Leslie’s husband is also in ‘our field’ and Leslie put together a summary of his path (and her advice based on his path). Below …
Leslie and her husband are both happy to discuss their experiences further.
My husband followed a pretty traditional trajectory … he did a Master’s in Fisheries and Wildlife right out of undergrad (he had a couple research experiences at that point already), and then he did a PhD in the same program (F&W) but with a different advisor. It took him only 4.5 years to do his PhD, so maybe that’s a benefit of having a Master’s (it took me 6 without one, but I also putzed around a bit).
After finishing his PhD, he did a postdoc with his PhD advisor for a year while he waited around for me to finish my PhD (we met in grad school). Then we hit the job market around the same time.
He got another postdoc offer about a week before I was offered the UNH job I have now; fortunately, it was at University of Maine so not too far. So we had a long-distance marriage for a couple years.
Then he got a postdoc at Cornell (his third, if you’re counting—all about wildlife modeling) that allowed him to work remotely from Durham, so we could live together.
After a year or so of that he applied on a whim for a job at NOAA, which he thought was a longshot because he had no experience with fish, fisheries, or anything aquatic. But just like I was more interested in questions than species, so was NOAA (which reinforced why that really is my most helpful advice!), so they didn’t care—stats are stats and modeling is modeling, and he knew them both well. He took a job as a federal statistician and has been there ever since.
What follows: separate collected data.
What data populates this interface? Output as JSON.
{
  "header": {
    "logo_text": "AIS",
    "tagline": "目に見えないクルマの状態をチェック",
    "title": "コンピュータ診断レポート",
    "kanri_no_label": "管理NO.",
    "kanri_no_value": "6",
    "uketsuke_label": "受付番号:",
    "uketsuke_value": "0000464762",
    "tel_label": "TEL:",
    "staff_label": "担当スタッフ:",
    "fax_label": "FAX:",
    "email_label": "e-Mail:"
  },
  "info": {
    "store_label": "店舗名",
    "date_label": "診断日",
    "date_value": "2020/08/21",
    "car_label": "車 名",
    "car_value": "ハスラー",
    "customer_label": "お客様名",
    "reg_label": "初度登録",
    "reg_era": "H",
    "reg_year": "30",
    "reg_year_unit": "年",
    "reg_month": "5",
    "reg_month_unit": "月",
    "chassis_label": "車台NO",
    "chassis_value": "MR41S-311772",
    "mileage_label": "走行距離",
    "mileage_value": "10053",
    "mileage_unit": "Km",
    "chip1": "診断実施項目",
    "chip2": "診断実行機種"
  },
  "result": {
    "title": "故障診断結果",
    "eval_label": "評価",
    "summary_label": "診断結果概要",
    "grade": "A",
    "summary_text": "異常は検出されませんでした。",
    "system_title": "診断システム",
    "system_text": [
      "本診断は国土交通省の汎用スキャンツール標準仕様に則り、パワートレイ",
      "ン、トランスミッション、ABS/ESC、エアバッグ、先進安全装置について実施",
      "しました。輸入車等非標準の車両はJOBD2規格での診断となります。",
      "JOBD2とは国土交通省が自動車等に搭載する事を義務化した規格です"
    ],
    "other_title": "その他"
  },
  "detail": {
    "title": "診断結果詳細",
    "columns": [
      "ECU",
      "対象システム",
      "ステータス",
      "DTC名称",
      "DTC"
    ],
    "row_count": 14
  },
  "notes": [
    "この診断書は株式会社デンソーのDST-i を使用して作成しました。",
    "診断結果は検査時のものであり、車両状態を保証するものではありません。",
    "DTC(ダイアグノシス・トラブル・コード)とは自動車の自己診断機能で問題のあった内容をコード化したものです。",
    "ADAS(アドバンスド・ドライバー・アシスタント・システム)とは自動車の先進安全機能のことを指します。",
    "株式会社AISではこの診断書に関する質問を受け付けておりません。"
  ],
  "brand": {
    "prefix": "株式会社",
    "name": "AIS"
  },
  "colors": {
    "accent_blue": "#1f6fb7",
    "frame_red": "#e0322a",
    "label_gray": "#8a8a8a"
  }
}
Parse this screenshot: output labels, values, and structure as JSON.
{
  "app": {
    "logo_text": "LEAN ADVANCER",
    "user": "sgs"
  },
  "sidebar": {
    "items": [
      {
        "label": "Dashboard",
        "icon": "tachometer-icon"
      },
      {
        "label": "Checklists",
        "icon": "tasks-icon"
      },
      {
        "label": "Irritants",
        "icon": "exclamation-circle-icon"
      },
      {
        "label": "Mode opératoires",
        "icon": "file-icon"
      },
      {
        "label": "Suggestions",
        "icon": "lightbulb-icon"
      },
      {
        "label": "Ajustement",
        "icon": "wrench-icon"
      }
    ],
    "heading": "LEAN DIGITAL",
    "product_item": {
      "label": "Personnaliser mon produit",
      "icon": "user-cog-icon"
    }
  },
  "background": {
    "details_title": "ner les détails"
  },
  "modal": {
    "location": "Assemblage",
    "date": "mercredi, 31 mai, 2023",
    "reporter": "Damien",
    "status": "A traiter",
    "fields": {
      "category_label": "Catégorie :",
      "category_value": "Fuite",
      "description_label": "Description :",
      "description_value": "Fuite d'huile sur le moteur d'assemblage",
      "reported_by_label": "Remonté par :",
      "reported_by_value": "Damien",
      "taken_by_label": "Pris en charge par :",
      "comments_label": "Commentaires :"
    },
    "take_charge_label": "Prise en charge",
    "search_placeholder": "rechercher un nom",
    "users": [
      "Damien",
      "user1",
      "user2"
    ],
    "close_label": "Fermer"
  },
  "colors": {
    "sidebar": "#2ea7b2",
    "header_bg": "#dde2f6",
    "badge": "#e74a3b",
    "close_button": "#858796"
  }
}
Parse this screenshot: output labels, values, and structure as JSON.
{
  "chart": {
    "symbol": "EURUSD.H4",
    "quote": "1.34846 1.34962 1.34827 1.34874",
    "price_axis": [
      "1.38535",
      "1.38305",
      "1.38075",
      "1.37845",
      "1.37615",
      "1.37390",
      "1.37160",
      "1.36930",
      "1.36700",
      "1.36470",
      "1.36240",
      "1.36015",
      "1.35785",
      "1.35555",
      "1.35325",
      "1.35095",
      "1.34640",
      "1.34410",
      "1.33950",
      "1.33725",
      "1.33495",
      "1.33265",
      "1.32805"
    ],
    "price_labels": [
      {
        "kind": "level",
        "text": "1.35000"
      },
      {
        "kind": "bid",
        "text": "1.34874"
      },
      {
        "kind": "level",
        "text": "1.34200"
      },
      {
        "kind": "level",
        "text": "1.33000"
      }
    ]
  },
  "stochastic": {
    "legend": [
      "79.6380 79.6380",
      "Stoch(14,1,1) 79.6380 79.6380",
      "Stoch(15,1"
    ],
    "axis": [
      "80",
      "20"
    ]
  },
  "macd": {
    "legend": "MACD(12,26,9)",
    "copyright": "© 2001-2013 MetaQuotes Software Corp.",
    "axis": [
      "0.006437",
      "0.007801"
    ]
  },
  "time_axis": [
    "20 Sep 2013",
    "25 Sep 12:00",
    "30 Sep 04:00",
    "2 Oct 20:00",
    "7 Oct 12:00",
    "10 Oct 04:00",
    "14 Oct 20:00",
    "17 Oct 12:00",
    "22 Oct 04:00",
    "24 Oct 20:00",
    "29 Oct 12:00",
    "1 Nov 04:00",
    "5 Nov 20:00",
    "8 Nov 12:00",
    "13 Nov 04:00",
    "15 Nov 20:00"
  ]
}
Federal positions are sweet—good job security, good pay, great benefits (especially long-term), and really good work-life balance (more on that in a minute).
My best advice based on his experience:
- Being an extrovert helps. I’m an introvert at conferences, and can’t wait to crawl into bed at night. He’s more the type to close down the bar, and because of that he knows about 50x more people than I do. He got a postdoc offer at a conference that was the product of his own expertise mixed with his networking, most of it informal. That shit works if you have the personality to put the time, energy, and bar tabs into it.
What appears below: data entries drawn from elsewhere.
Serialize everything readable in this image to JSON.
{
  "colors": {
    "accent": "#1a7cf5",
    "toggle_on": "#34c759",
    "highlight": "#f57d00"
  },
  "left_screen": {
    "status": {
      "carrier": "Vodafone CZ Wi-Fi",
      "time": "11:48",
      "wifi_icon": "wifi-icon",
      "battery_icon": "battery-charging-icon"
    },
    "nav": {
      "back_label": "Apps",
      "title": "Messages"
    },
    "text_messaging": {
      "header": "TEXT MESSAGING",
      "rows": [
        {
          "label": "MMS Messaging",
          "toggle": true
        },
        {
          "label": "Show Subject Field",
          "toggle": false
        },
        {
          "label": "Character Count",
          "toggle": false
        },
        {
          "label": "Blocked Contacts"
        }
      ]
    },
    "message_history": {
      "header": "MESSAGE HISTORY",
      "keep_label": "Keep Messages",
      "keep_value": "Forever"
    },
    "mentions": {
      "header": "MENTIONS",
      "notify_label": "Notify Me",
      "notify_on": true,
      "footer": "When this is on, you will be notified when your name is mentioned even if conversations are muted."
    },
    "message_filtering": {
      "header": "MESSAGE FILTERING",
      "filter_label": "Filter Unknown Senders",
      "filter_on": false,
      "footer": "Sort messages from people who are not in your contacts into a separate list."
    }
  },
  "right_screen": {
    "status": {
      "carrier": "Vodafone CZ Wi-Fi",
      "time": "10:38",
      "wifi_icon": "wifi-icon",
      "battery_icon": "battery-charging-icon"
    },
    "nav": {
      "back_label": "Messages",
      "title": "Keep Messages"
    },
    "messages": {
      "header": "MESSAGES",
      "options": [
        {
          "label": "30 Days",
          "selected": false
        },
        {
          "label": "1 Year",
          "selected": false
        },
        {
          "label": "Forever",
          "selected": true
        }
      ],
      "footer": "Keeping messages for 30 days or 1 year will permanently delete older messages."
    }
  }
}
- Certain aspects of academia do not promote a healthy work-life balance. This can be true of tenure-track positions, or so I hear/see/read, but can also be true of postdocs, depending on your advisor. Even after we had a baby, he never felt like he could fully disengage from work, and if and when he did, he felt guilty about it. If we went to bed at 10pm, he might wake up to find an email thread between his advisor and a couple collaborators that was 26 deep, so he missed opportunities to be part of important conversations (like planning contents of a paper they would co-author). So if he got emails as we were getting into bed, he’d feel obligated to address them in the moment. All of this changed when he got a federal position, and his stress decreased dramatically—and our entire family benefited as a result. He isn’t supposed to work more than 40 hours per week for his job and can’t work weekends—such a blessing! He still spends some time on weekends working on side projects unrelated to his job—he has maintained many collaborations in the wildlife world, although he’s now in fisheries—but it’s never with the same sense of anxious urgency. He applied for a couple tenure-track (TT) positions while he was a postdoc, and I confess I was partly relieved when he didn’t get them because it felt like it would just mean seven more years of stress, only probably worse.Side note: I find that my non-TT position in academia is also great for a healthy work-life balance. Not all of academia is a stressball.